Tell me about Shanghai Shanghai
Shanghai Shanghai, is a TV Series in development that takes place in Shanghai China in 1927. In 1927, Shanghai was regarded as the most opulent and decadent city in all of Asia, if not the world. European and American adventurers seeking exotic mystery arrive daily by the boatload to indulge in the legal opium and prostitution.
I wrote SS as a drama with the use of classic archetypal characters giving the audience familiar content, yet while the setting of Shanghai in the 1920s provides an exotic context. This mix of familiar content set in exotic context gives Shanghai Shanghai its universal appeal.

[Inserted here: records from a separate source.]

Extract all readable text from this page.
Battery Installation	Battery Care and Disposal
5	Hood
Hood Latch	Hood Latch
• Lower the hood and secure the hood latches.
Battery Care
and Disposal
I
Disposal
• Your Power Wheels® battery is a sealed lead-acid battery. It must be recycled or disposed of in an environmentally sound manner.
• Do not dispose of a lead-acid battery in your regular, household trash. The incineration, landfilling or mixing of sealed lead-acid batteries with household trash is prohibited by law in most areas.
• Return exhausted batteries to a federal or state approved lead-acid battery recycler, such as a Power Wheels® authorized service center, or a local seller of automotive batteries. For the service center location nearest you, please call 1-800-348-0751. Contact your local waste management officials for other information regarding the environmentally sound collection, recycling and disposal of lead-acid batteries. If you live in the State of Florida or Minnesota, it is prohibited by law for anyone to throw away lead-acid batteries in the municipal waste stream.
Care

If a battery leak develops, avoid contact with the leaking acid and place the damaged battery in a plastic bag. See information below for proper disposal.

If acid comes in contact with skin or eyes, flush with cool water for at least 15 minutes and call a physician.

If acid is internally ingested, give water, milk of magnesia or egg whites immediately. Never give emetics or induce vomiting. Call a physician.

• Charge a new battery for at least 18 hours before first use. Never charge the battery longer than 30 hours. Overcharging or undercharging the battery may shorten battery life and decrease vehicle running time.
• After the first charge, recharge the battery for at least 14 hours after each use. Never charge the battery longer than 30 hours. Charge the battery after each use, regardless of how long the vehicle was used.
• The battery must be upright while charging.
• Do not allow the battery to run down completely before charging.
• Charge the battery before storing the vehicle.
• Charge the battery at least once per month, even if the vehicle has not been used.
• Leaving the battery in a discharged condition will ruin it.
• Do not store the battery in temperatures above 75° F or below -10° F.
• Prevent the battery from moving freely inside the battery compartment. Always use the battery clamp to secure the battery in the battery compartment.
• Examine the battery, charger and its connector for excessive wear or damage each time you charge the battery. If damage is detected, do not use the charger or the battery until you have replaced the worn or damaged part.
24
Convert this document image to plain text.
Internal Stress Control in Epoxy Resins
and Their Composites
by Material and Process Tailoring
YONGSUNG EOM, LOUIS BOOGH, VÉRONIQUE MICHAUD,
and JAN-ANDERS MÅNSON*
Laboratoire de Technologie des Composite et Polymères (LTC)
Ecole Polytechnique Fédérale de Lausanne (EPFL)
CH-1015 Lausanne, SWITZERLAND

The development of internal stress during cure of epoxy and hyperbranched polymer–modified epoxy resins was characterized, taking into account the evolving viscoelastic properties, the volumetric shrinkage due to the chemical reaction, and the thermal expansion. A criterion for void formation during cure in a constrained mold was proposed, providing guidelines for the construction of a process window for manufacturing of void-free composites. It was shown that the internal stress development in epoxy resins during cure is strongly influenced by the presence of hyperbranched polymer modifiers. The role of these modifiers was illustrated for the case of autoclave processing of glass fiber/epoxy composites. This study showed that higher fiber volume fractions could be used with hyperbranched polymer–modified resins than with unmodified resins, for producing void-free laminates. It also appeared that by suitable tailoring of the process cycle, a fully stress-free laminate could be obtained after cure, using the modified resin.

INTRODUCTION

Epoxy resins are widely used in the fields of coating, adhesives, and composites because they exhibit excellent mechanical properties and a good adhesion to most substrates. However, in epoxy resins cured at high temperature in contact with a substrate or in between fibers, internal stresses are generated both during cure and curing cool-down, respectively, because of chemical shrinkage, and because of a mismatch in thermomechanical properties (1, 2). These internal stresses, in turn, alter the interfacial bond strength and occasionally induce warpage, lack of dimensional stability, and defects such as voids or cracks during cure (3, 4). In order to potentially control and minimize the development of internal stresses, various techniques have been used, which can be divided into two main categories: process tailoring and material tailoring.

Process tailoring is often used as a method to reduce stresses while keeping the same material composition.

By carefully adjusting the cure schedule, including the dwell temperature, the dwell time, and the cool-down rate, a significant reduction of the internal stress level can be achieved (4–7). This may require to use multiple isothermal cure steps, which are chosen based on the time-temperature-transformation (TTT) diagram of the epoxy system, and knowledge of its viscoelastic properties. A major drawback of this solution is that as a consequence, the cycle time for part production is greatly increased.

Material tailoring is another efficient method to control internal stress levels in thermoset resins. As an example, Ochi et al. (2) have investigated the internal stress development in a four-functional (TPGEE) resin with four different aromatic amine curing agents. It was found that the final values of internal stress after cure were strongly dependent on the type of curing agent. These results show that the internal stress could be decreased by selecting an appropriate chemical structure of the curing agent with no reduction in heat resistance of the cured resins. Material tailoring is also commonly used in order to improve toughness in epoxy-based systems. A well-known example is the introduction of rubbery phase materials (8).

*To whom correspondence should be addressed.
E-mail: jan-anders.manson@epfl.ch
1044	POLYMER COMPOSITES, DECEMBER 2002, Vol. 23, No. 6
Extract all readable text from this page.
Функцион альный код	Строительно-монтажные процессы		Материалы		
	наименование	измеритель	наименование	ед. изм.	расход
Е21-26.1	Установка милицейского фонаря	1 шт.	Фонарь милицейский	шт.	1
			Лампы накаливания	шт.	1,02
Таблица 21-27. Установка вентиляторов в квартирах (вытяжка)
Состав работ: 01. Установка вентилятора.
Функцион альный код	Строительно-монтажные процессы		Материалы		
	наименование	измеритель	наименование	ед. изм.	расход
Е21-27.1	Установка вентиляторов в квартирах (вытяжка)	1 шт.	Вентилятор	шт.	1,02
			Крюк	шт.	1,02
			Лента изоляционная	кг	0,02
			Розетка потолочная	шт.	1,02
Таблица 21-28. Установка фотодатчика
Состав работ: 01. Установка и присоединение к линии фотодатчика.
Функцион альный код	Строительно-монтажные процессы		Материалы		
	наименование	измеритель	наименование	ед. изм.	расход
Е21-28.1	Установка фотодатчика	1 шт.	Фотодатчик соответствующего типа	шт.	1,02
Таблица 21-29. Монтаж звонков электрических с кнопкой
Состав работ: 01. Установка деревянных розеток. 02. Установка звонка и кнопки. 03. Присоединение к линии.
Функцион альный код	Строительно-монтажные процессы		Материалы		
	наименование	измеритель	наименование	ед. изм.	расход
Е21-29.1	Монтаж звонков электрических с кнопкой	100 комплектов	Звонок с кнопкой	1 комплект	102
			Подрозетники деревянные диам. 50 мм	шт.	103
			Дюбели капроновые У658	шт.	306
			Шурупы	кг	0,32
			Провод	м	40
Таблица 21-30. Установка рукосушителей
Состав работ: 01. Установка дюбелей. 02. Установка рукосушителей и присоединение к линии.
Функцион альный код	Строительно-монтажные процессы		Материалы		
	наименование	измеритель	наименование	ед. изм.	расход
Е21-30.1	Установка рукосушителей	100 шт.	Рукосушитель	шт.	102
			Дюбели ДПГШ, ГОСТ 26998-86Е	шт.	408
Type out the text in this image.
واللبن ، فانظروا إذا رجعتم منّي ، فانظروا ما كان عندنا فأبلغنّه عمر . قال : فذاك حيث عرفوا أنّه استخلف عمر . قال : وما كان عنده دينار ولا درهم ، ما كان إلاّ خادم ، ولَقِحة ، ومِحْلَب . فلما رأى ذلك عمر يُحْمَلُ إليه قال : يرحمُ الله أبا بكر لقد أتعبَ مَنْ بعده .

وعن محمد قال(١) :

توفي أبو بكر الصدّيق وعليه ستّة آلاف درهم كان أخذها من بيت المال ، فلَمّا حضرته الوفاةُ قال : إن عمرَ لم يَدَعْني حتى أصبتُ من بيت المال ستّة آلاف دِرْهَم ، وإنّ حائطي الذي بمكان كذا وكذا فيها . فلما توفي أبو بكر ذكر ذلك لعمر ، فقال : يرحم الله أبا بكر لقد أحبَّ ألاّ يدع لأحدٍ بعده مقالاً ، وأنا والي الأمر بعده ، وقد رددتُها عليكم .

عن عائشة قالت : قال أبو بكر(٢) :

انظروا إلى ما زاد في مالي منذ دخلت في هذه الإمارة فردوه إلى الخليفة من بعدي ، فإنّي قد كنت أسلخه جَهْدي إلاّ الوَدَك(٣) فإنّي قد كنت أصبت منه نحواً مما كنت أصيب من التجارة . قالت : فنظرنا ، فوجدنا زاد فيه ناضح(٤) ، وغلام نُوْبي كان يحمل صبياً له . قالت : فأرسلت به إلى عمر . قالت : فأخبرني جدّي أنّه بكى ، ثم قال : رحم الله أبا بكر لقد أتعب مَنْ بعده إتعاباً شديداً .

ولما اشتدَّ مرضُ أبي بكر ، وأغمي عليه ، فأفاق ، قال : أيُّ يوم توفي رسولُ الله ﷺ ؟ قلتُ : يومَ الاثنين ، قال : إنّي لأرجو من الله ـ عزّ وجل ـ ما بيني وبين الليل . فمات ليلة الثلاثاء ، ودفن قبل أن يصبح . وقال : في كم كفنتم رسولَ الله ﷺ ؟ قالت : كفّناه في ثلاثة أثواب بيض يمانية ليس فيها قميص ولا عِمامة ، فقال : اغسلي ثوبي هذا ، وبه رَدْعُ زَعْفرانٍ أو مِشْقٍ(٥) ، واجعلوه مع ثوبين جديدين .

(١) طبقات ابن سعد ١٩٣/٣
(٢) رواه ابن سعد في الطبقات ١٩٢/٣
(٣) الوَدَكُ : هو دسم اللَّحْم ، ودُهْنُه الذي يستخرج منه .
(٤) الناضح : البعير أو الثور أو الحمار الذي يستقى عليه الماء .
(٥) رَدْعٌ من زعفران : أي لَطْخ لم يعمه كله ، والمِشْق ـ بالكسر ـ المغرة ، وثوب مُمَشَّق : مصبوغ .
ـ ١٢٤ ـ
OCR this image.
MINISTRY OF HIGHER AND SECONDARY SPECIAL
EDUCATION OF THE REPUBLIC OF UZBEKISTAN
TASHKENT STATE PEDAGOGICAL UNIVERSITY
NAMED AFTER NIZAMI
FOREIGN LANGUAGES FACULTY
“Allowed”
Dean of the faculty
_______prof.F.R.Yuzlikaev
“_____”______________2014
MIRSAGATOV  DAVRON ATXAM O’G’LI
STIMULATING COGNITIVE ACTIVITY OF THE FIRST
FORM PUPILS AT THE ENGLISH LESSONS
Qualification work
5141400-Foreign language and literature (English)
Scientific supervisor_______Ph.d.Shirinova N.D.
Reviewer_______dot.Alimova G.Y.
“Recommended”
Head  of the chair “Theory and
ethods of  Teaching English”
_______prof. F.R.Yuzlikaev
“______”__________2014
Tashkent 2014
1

What are your upcoming projects?
Apart from SS I’m working on a film set in the Lower East Side of Manhattan entitled Mr. Jack. Mr. Jack started out as an idea for a short novel. Three years, five drafts, and half a million words later, Mr. Jack clocked in as a 100,000-word manuscript. Revisiting the project after a layoff, I now feel the best vehicle to tell the Mr. Jack story is not the novel, but the screen.
Mr. Jack proposes the philosophical ideology; the greatest sin against the natural order is to deny one’s true nature, no matter where it takes us. In suicide, one curtails one existence, yet when one denies one’s nature, we corrupt all that which one cherishes. Val Shepard, an artist, returning to New York after a self-imposed exile tells the story of Mr. Jack. Upon his return, Val takes on the role of an observer, metaphorically coming back from the dead to see how life had moved on in his absence. Yet, unlike the dead, Val begins a manipulation of the present that he believes will undo his past.
Thematically, Mr. Jack addresses questions of self-awareness and the cause and effect of the denial of self. Val is the anti-hero, unable to face his innermost wants and desires, he lives vicariously through the carefree Jackson King ‘Mr. Jack’, and in denying his true nature, Val destroys all that which he cherishes.